Читать книгу Wild Animals of North America - Edward William Nelson - Страница 30
BADGER (Taxidea taxus and its subspecies)
ОглавлениеThe favorite home of the badger is on grassy, brush-grown plains, where there is an abundance of mice, pocket gophers, ground-squirrels, prairie-dogs, or other small mammals. There it wanders far and wide at night searching for the burrows of the small rodents, which are its chief prey. When its acute sense of smell announces that a burrow is occupied, it sets to work with sharp claws and powerful fore legs and digs down to the terrified inmate in an amazingly short time.
The trail of a badger for a single night is often marked by hole after hole, each with a mound of fresh earth containing the tracks of the marauder. As a consequence, if several of these animals are in the neighborhood, their burrows, 6 or 8 inches in diameter, soon become so numerous that it is dangerous to ride rapidly through their haunts on horseback.
Although a member of the weasel family, the badger is so slow-footed that when it is occasionally found abroad by day a man on foot can easily overtake it. When brought to bay, it charges man or dog and fights with such vicious power and desperation that nothing of its own size can overcome it. It appears to have a morose and savage nature, lacking the spice of vivacity or playfulness which appears in many of its relatives.
Although commonly found living by itself in a den, it is often found moving about by day in pairs, indicating the probability that it may mate permanently. In the northern part of its range it hibernates during winter, but in the south remains active throughout the year.
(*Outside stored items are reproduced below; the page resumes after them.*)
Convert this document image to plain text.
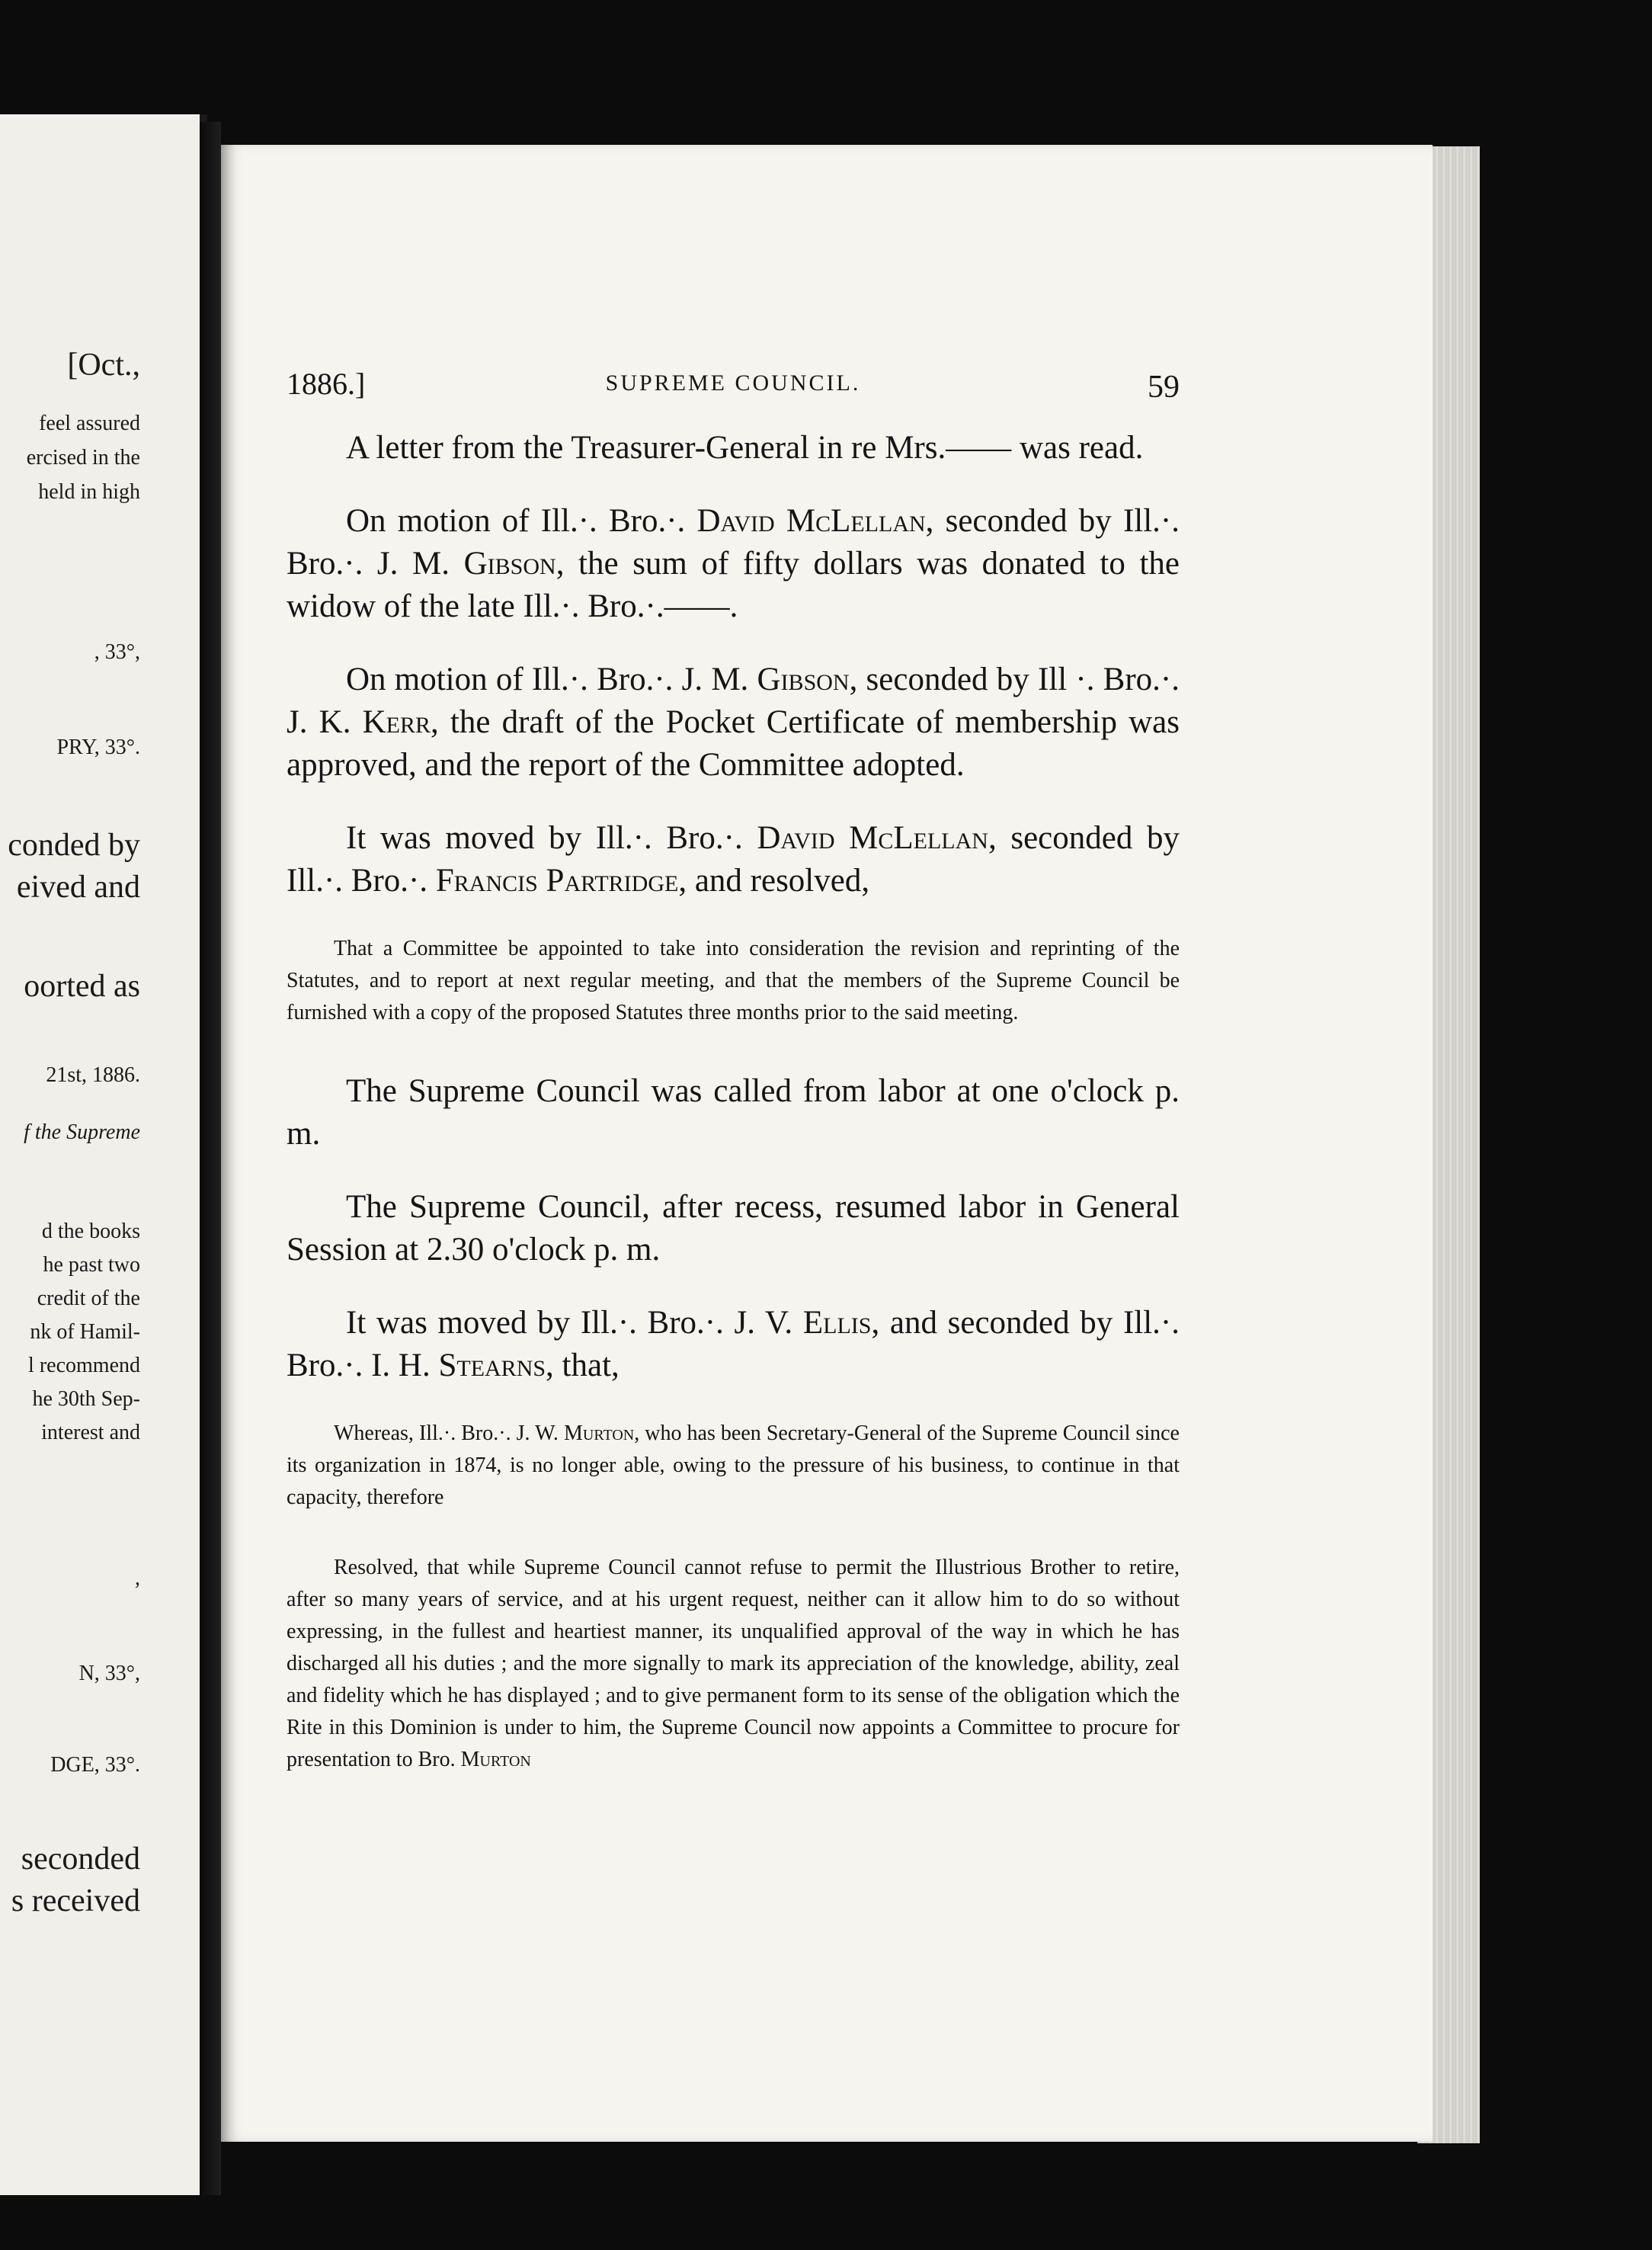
[Oct.,
feel assured
ercised in the
held in high
, 33°,
PRY, 33°.
conded by
eived and
oorted as
21st, 1886.
f the Supreme
d the books
he past two
credit of the
nk of Hamil-
l recommend
he 30th Sep-
interest and
,
N, 33°,
DGE, 33°.
seconded
s received
1886.]	SUPREME COUNCIL.	59

A letter from the Treasurer-General in re Mrs.—— was read.

On motion of Ill.·. Bro.·. David McLellan, seconded by Ill.·. Bro.·. J. M. Gibson, the sum of fifty dollars was donated to the widow of the late Ill.·. Bro.·.——.

On motion of Ill.·. Bro.·. J. M. Gibson, seconded by Ill ·. Bro.·. J. K. Kerr, the draft of the Pocket Certificate of membership was approved, and the report of the Committee adopted.

It was moved by Ill.·. Bro.·. David McLellan, seconded by Ill.·. Bro.·. Francis Partridge, and resolved,

That a Committee be appointed to take into consideration the revision and reprinting of the Statutes, and to report at next regular meeting, and that the members of the Supreme Council be furnished with a copy of the proposed Statutes three months prior to the said meeting.

The Supreme Council was called from labor at one o'clock p. m.

The Supreme Council, after recess, resumed labor in General Session at 2.30 o'clock p. m.

It was moved by Ill.·. Bro.·. J. V. Ellis, and seconded by Ill.·. Bro.·. I. H. Stearns, that,

Whereas, Ill.·. Bro.·. J. W. Murton, who has been Secretary-General of the Supreme Council since its organization in 1874, is no longer able, owing to the pressure of his business, to continue in that capacity, therefore

Resolved, that while Supreme Council cannot refuse to permit the Illustrious Brother to retire, after so many years of service, and at his urgent request, neither can it allow him to do so without expressing, in the fullest and heartiest manner, its unqualified approval of the way in which he has discharged all his duties ; and the more signally to mark its appreciation of the knowledge, ability, zeal and fidelity which he has displayed ; and to give permanent form to its sense of the obligation which the Rite in this Dominion is under to him, the Supreme Council now appoints a Committee to procure for presentation to Bro. Murton
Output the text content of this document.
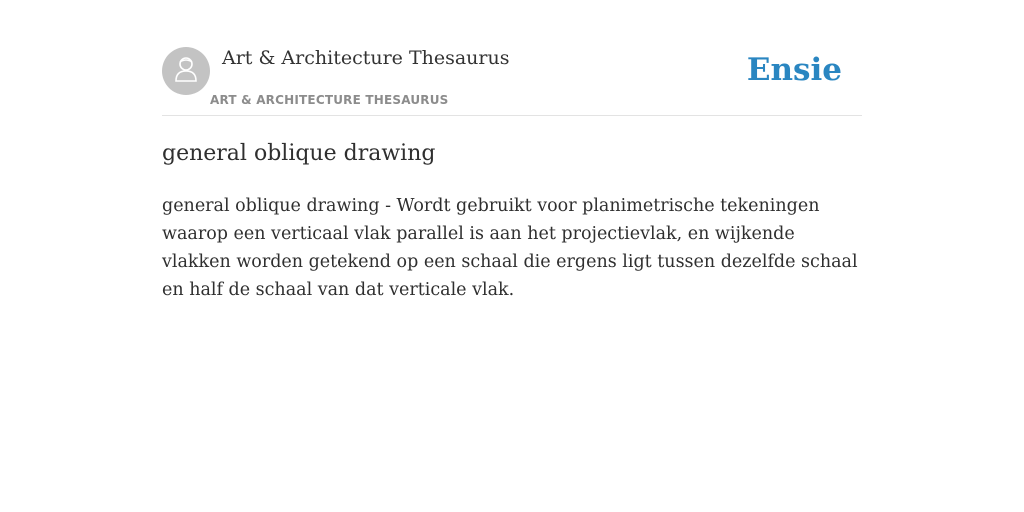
Art & Architecture Thesaurus
ART & ARCHITECTURE THESAURUS
Ensie
general oblique drawing

general oblique drawing - Wordt gebruikt voor planimetrische tekeningen waarop een verticaal vlak parallel is aan het projectievlak, en wijkende vlakken worden getekend op een schaal die ergens ligt tussen dezelfde schaal en half de schaal van dat verticale vlak.
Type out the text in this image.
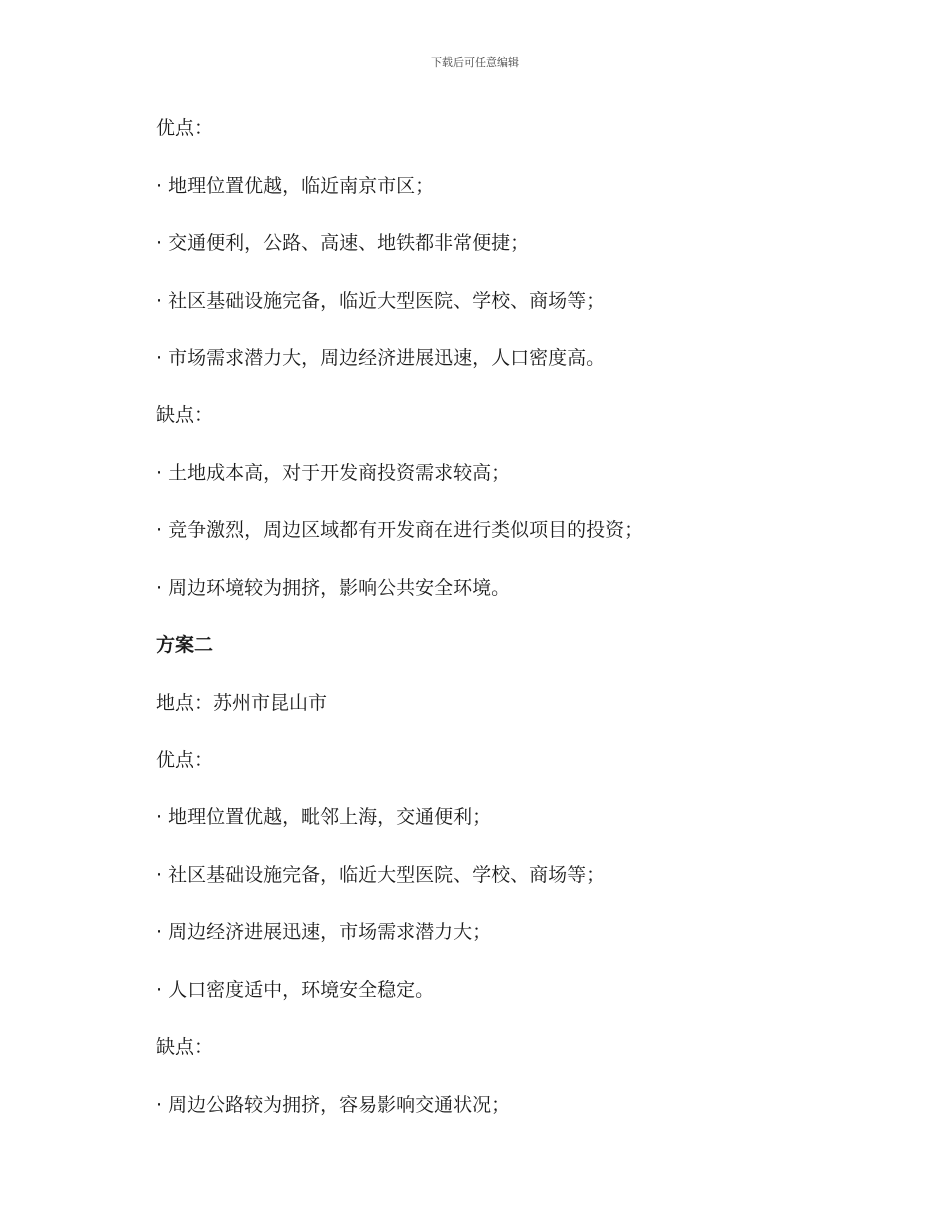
下载后可任意编辑
优点：
· 地理位置优越，临近南京市区；
· 交通便利，公路、高速、地铁都非常便捷；
· 社区基础设施完备，临近大型医院、学校、商场等；
· 市场需求潜力大，周边经济进展迅速，人口密度高。
缺点：
· 土地成本高，对于开发商投资需求较高；
· 竞争激烈，周边区域都有开发商在进行类似项目的投资；
· 周边环境较为拥挤，影响公共安全环境。
方案二
地点：苏州市昆山市
优点：
· 地理位置优越，毗邻上海，交通便利；
· 社区基础设施完备，临近大型医院、学校、商场等；
· 周边经济进展迅速，市场需求潜力大；
· 人口密度适中，环境安全稳定。
缺点：
· 周边公路较为拥挤，容易影响交通状况；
Its shy and retiring character is evidenced by the little information we have concerning its family life. The badger is so destructive to rodents that its services are of great value to the farmer. Regardless of this, where encountered it is almost invariably killed. As a consequence, the increasing occupation of its territory must result in its steady decrease in numbers and final extermination.
The American badger is a close relative of the well-known badger occupying the British Isles and other northern parts of the Old World. It is a low, broad, short-legged, powerfully built animal of such wide distribution that it has developed several geographic races. Its range originally extended from about 58 degrees of latitude, on the Peace River, in Canada, south to the plains of Puebla, on the southern end of the Mexican table-land, and from Michigan, Kansas, and Texas west to the Pacific coast. It has now become extinct over much of this area and is everywhere greatly reduced in numbers.
It appears to thrive equally well on the plains of Alberta, in the open pine forests of the Sierra Nevada in California, and on the dry tropical lowlands at the southern end of the Peninsula of Lower California.